Customer satisfaction with mail-order pharmacies declined for the second year in a row, according to a new survey from J.D. Power and Associates, and that could spell trouble for health plans that insist on their usage. Those who are required to get their prescription medications by mail order were significantly more likely to give the service a low rating than those who elected the option themselves.

On a 1,000-point scale, J.D. Power says, overall satisfaction with mail-order pharmacies fell to 792 this year, down from 814 in 2011. Satisfaction with brick-and-mortar pharmacies, meanwhile, took only a minor hit to 814 in 2012, down from 818 in 2011. Categories such as cost, service and process were used to evaluate approval.

"The erosion in customer satisfaction with mail-order pharmacies may foretell challenges to their business model, as prior to 2011 customer satisfaction was more equivalent to the brick-and-mortar experience," says Rick Millard, senior director of the health care practice at J.D. Power. "Acceptance of mail-order programs grew by offering customers convenience and lower costs. While this has been a successful approach, the mail-order business needs to continue to adapt to meet customers' increasing expectations."

The survey reported only a nominal bump in the proportion of customers who say they are required to use mail ordering (42% instead of 2011's 41%), but those who do so willingly give the largely Web-based service an 810. Those for whom it is mandatory: 768. And in terms of cost competitiveness, the same groups give mail-order a 773 and 714, respectively.

"Customers who are given a choice tend to perceive they are paying less than they would at a store pharmacy, or are deriving a better value for their purchase," says Millard.

 

Online vs. retail experience

Asked if declining satisfaction would just be a lump that people would have to take as businesses increasingly move online, Millard compared pharmacies to booksellers - bookstores persist even as Amazon thrives.

"What's so interesting about this sector is we have these two business models, both of which can be satisfying but for completely different reasons," he says. "And it seems to me that there's a segment of customers who would prefer to sacrifice the convenience that mail-order provides in order to have that face-to-face encounter and the store experience."

Health plans that insist on mail-order drugs run the risk of incurring the wrath of participants, Millard says, if they don't keep that service shipshape.

"I think that that could be an incipient problem for health plans if they don't address it, because satisfaction with health plans tends to be low as it is," Millard comments. "But what's going to be key is what sort of mail-order experience they're delivering. If it were possible for customer ratings of mail-order to be as enthusiastic as best-in-class online retailers, then one might conclude that health plans would be able to establish requirements for mail-order with less penalty.

"Consider the importance of customer choice. ... Members of health plans tend to have higher levels of satisfaction if they were able to select their health plan, ideally, or at least selecting their coverage."

As for those whose plans still include physical pharmacies, Millard recommends they take advantage of one of their most central assets: the pharmacist.

"Pharmacists, who are viewed as one of the most highly esteemed professional groups, are there to provide customer service, not just dispense prescriptions," Millard says. "It's surprising that more customers don't utilize the opportunity, given that pharmacists provide free health advice, and you don't have to make an appointment."

 

 

Pharmacy flu shots better value: study

A recent study published by Walgreens found that in a typical U.S. population, an influenza immunization program will be cost beneficial for employers when more than 37% of individuals receive the vaccine in a non-traditional setting, such as a pharmacy, as opposed to a physician's office.

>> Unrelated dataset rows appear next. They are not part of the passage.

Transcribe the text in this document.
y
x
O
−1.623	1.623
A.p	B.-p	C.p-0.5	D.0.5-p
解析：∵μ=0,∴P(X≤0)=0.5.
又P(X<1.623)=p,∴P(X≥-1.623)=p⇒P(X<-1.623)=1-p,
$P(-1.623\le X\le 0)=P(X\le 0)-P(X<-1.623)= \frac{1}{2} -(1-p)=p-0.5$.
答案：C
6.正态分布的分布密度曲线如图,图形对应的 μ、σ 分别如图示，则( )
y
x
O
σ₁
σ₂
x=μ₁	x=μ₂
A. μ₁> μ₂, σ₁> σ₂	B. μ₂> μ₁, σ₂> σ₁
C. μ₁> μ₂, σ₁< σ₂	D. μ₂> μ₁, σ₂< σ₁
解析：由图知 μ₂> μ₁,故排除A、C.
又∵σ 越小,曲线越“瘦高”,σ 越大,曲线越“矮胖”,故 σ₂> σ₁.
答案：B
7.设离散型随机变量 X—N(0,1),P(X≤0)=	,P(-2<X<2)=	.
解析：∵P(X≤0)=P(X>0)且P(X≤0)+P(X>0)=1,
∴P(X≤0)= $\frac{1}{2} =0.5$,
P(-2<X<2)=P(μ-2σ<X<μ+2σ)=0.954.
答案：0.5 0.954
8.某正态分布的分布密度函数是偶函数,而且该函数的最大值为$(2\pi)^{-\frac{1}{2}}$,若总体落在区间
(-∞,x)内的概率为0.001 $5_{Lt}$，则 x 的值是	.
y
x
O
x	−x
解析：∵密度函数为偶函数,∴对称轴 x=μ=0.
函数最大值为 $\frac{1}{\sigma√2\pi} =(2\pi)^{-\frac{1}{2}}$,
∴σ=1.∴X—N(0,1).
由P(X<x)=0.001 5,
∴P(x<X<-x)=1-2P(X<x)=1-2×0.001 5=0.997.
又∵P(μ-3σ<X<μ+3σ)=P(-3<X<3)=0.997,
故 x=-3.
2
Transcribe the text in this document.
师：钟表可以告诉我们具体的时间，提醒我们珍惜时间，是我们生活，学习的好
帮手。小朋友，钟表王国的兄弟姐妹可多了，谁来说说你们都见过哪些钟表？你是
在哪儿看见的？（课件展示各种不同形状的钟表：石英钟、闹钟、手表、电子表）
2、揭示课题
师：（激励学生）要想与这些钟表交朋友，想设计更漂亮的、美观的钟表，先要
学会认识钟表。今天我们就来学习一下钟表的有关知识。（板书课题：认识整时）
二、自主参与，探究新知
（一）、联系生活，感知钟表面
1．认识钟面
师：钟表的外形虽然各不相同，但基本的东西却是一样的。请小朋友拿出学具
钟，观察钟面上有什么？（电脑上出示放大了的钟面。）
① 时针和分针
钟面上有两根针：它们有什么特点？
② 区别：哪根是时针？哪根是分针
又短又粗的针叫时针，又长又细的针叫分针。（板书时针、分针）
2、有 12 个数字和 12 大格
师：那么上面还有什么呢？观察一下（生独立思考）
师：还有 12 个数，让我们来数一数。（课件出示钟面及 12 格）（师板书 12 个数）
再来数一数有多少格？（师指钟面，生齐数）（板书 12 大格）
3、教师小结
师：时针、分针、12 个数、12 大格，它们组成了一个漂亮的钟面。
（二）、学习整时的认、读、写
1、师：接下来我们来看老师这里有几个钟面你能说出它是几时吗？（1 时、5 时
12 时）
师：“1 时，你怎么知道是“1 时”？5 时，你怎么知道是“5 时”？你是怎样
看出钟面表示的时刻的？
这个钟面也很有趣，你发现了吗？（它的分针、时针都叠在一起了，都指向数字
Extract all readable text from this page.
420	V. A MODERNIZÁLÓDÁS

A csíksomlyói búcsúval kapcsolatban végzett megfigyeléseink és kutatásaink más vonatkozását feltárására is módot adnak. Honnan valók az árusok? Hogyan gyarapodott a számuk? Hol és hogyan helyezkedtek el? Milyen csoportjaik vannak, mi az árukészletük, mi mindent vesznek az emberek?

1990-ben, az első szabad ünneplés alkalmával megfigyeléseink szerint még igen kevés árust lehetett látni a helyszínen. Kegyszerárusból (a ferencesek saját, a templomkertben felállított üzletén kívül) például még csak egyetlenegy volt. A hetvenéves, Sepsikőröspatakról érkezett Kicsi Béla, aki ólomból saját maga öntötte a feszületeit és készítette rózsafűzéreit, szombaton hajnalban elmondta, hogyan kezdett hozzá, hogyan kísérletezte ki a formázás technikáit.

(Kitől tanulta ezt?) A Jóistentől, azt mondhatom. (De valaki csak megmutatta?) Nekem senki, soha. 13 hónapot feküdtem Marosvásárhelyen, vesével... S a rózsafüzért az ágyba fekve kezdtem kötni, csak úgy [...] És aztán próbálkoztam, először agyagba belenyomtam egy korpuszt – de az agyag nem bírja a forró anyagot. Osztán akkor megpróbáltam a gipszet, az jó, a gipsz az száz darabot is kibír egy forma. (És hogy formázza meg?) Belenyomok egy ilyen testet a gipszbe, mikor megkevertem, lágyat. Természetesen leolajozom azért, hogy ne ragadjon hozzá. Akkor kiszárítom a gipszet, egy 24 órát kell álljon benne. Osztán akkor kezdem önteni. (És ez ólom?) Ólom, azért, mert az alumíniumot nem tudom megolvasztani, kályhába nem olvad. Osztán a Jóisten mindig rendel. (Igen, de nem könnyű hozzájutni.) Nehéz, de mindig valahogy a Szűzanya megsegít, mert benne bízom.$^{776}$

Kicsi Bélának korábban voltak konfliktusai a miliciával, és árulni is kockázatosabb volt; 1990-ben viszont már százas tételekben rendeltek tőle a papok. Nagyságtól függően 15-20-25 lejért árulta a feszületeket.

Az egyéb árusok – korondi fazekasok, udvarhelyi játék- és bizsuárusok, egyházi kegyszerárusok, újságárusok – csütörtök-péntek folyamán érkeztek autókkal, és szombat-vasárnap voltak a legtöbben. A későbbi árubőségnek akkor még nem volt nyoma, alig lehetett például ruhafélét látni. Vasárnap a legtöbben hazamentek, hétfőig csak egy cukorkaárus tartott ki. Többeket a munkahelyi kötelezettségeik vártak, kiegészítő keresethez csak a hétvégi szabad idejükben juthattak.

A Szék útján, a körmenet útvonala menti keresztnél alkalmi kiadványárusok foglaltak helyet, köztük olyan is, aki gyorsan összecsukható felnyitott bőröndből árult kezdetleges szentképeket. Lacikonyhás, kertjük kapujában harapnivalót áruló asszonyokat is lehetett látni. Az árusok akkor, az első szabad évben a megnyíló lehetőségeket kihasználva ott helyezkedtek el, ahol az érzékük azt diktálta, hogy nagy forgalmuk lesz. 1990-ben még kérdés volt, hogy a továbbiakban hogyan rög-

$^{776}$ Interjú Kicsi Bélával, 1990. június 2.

In a scenario where 50% of people are vaccinated in non-traditional settings, estimated net savings were $6 per vaccinated employee or dependent. Immunization programs targeted at high-risk individuals and administered in non-traditional settings, meanwhile, produced $83 in savings per vaccinated member.

"The higher the risk of your population, the greater the value the employer will get from the vaccination," says Michael Taitel, senior director, clinical outcomes and analytics with Walgreens. "If you have employers with older than average workers they will see greater savings."

Employers can plug their own data into the model (www.walgreensflu.com) and tailor it to fit their employee population. "Most employers do offer flu shots through their benefits plans. Many are offering it through the medical side of the plan, as opposed to through the pharmacy benefit," says Taitel. "If left on their own, employees may go to their doctor and go to the most expensive place to get it - their copay may be the same - but it's much more expensive for the health plan if the employee goes the more traditional route."